Civo, like Adzooma, does not rigorously track and monitor employee schedules. “We are a business that is highly focused on deliverable metrics, and our employees are entrusted to get their work done in the time available and very rarely, if ever, let us down,” says Boost.
Civo is now trialling uncapped holidays “to extend the benefits of flexible working further”.
A century-old habit
The 40-hour Monday-Friday week was cemented back in 1926 when the Ford Motor Company adopted the model following decades of protests and strikes among the working classes. Ironically, at the time the five-day week was itself a positive move to reducing working hours.
“We’ve had a whole digital revolution since then, and nobody’s thought to go: five days? Why do we still cling to that?” asks Lecomber-Peace.
“The digital revolution was supposed to make life better and easier – and instead we seem to have gone the other way: we’re working more, and more, and more, and more. People have ended up working longer hours, not less; people are sending more emails, more communications, having more meetings than there really needs to be.
“Now, following the pandemic, there’s a growing movement among people – particularly among employees – saying: ‘I don’t want that anymore. I’m healthier and I’m better for working less.’ And when you look at the models, companies are better for it as well.”
She adds: “In the labour market at the moment, things like your wellbeing, how you are valued and treated, and your work-life balance are held on a par with how much pay you’re getting – if not more.”
Cancer
Prior to the UK trial, Lockhart’s organisation found that 78% of employees working a four-day week were happier and less stressed.

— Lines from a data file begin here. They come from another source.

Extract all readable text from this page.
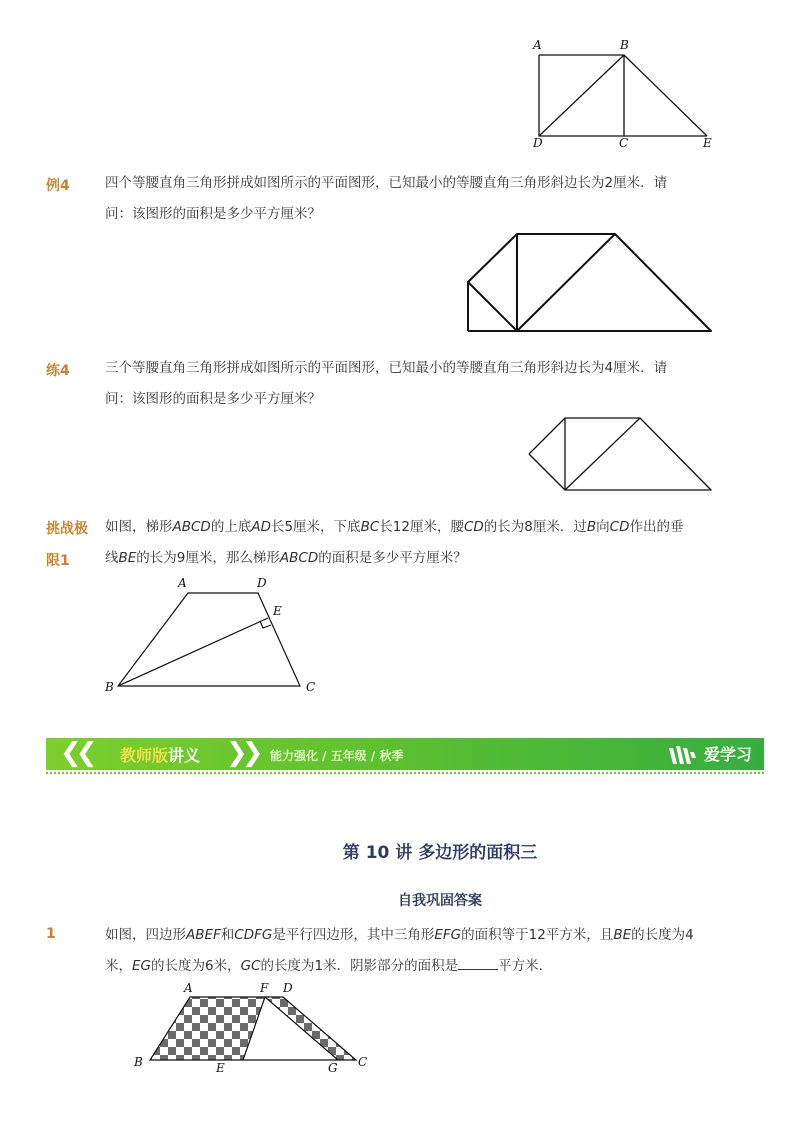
A	B
D	C	E
例4	四个等腰直角三角形拼成如图所示的平面图形，已知最小的等腰直角三角形斜边长为2厘米．请
问：该图形的面积是多少平方厘米？
练4	三个等腰直角三角形拼成如图所示的平面图形，已知最小的等腰直角三角形斜边长为4厘米．请
问：该图形的面积是多少平方厘米？
挑战极
限1
如图，梯形ABCD的上底AD长5厘米，下底BC长12厘米，腰CD的长为8厘米．过B向CD作出的垂
线BE的长为9厘米，那么梯形ABCD的面积是多少平方厘米？
A	D
E
B	C
❮❮ 教师版讲义 ❯❯ 能力强化 / 五年级 / 秋季	爱学习
第 10 讲 多边形的面积三
自我巩固答案
1	如图，四边形ABEF和CDFG是平行四边形，其中三角形EFG的面积等于12平方米，且BE的长度为4
米，EG的长度为6米，GC的长度为1米．阴影部分的面积是	平方米．
A	F D
B	E	G C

4 Day Week Global is also running a trial in the US – which has just been extended to 60 companies – while government-backed trials are also due to begin later this year in Spain and Scotland.
Sadly, there is an extremely personal reason behind her mission to improve people’s work-life balance. “In 2004 I was diagnosed with Stage 2 breast cancer. Surgery, chemotherapy and radiotherapy followed. My children were still very young, but I had a great medical team who gave me no reason to believe that I would not survive this. And I did,” she says.
“For a while I lived life more in the ‘now’, but over time I let my old habits slide back and, sure enough, there I was, back with the long hours and crazy life… until February 2021, when the cancer returned, this time Stage 4 and incurable.
“This is a very different place to be. It has meant I have had to focus only on the very important things and enjoying life rather than frittering it away. Now for me, I focus on my family and friends, my bucket list and advocating for the four-day week.
“I expect to see a greater move to reduced hours – and we will see more and more legislation in support of this… especially once we are able to make our global research available to governments.”
She adds: “I have two pieces of advice from leaders who reduce work time by focusing on productivity: it’s easier than you think – and it’s the best thing you will do in business.”